Comment 36 Alynx Zhou 2024-01-26 09:58:27 UTC
I've got some ideas about the reason. In https://gitlab.gnome.org/GNOME/mutter/-/merge_requests/2175, the x11 server side decoration (frames) are moved into a independent process called mutter-x11-frames. And the possible reason is in that patch it grabs X server during manage of x11 window, so this blocks the connection between mutter-x11-frames and x server, so it cannot create frame for xterm, I'll try to solve this.
Comment 37 Alynx Zhou 2024-01-26 11:40:06 UTC
Some detailed idea on what happened mutter-SLE-bsc984738-grab-display.patch:

This patch tries to grab X server when managing window, so other programs cannot interactive with X server via their own connection, and for server side decorated window, it is actually 2 X windows, one for the program's X window and another for the frame's X window.

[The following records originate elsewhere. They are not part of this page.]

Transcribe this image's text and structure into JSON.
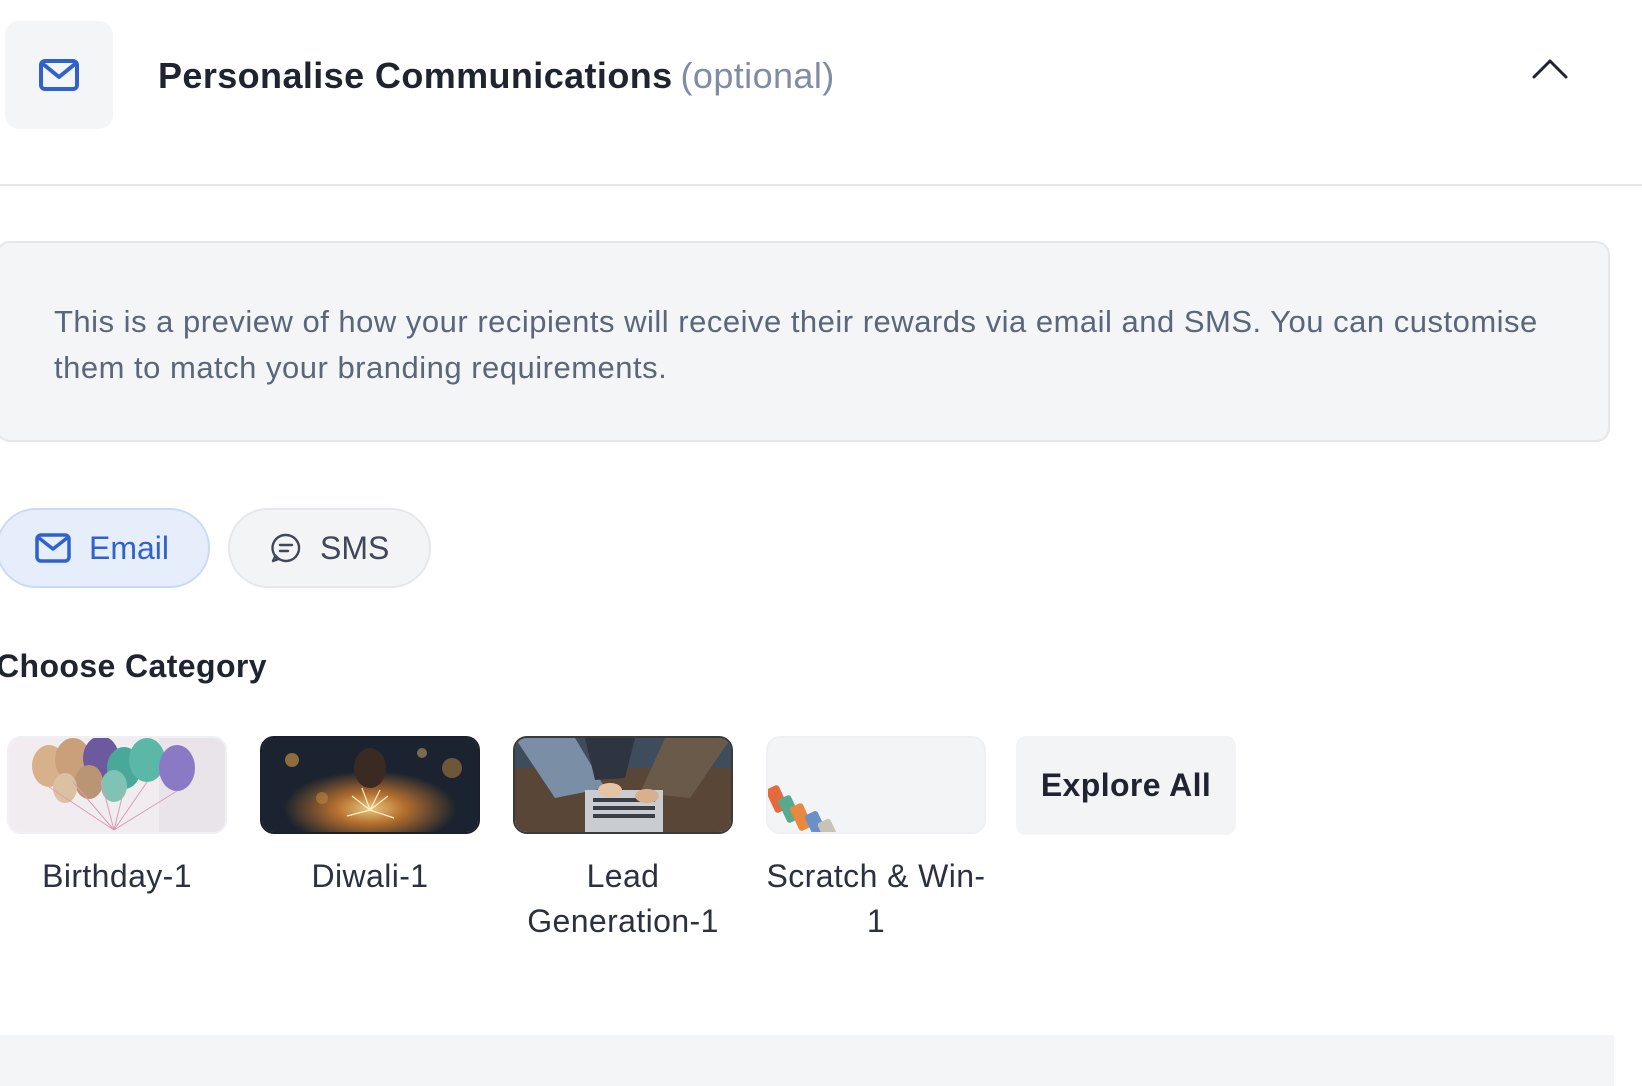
{
  "header": {
    "title": "Personalise Communications",
    "optional_label": "(optional)",
    "icon": "mail-icon",
    "collapse_icon": "chevron-up-icon"
  },
  "info": {
    "text": "This is a preview of how your recipients will receive their rewards via email and SMS. You can customise them to match your branding requirements."
  },
  "channels": {
    "email_label": "Email",
    "sms_label": "SMS",
    "selected": "Email"
  },
  "category": {
    "heading": "Choose Category",
    "items": [
      {
        "name": "Birthday-1",
        "image": "balloons-image"
      },
      {
        "name": "Diwali-1",
        "image": "sparkler-image"
      },
      {
        "name": "Lead Generation-1",
        "image": "laptop-hands-image"
      },
      {
        "name": "Scratch & Win-1",
        "image": "scratch-cards-image"
      }
    ],
    "explore_label": "Explore All"
  },
  "colors": {
    "accent": "#2f62cc",
    "accent_bg": "#e6eefb",
    "muted_text": "#7f8ca3",
    "panel_bg": "#f4f5f7"
  }
}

Before GNOME 45 (or maybe 44), the frame is drawn inside mutter's process, so grab X server won't block it. But now the frame is drawn by mutter-x11-frames' process, so if you grab X server in mutter, mutter-x11-frames cannot iterate X windows and create X windows from frames.

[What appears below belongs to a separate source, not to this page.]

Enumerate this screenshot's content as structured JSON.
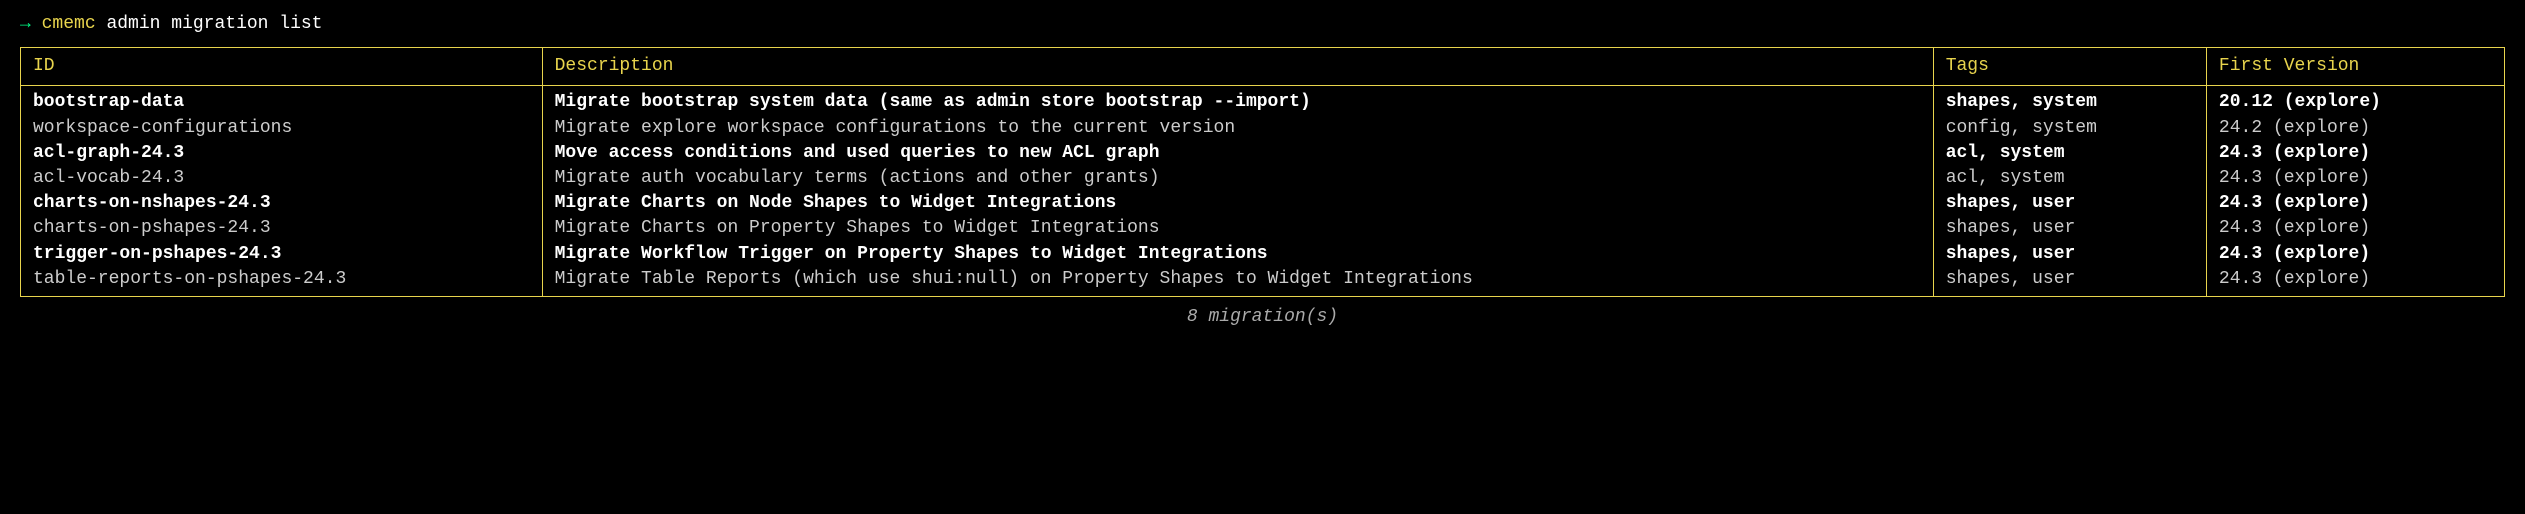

So when mutter gets a new X window of program, it will grab X server because of that patch, and wait for a frame X window from mutter-x11-frames during managing window, and then ungrab X server, and because X server is grabbed, mutter-x11-frames cannot iterate X windows, also cannot create frame X window until X server is ungrabbed. Then they will wait forever...
Comment 38 Alynx Zhou 2024-01-26 11:43:22 UTC
I am not sure how mutter-SLE-bsc984738-grab-display.patch fixes the dialog size bug in https://bugzilla.suse.com/show_bug.cgi?id=984738 by grab the X server and delayed some keybindings/keys grabbing. I checked log Hans Petter Jansson provided in https://bugzilla.gnome.org/show_bug.cgi?id=769387#c1, and I am thinking it is not a race condition, because in the bad dialog section, the oracle installed is clearly providing height of 1 in max/min size, I think it is providing wrong size... I'll do some test once I get a oracle installer binary...
Comment 39 Alynx Zhou 2024-01-26 11:48:19 UTC
(In reply to Alynx Zhou from comment #38)
> the oracle installed is clearly providing height of 1 in max/min
> size

Sorry, it's providing 0, and mutter enlarge it to 1 because 0 is not a valid value.
Comment 40 Alynx Zhou 2024-01-31 16:03:38 UTC
With help from Arun, I got the Oracle Installer 19c, which is the current long term support version. I tried to reproduce https://bugzilla.suse.com/show_bug.cgi?id=984738 with mutter-SLE-bsc984738-grab-display.patch disabled, and I cannot reproduce it. So it might be an issue of old Java/Oracle Installer, and it should be safe to drop that patch.

I'll try more tomorrow to see whether it is fixed already.
Comment 42 Alynx Zhou 2024-02-04 01:10:07 UTC
https://build.suse.de/request/show/320389
Comment 43 Stefan Dirsch 2024-02-09 14:03:55 UTC
Can't it be closed as fixed now?
Comment 45 Radoslav Tzvetkov 2024-02-14 15:21:48 UTC
A submit request mentioning this bug was successfully integrated into the Beta3-202401. 
Please resolve the bug IF you consider it fixed, so that it can be eventually verified.
Comment 46 Alynx Zhou 2024-02-18 06:39:38 UTC
Delayed because Spring Festival holiday, closed.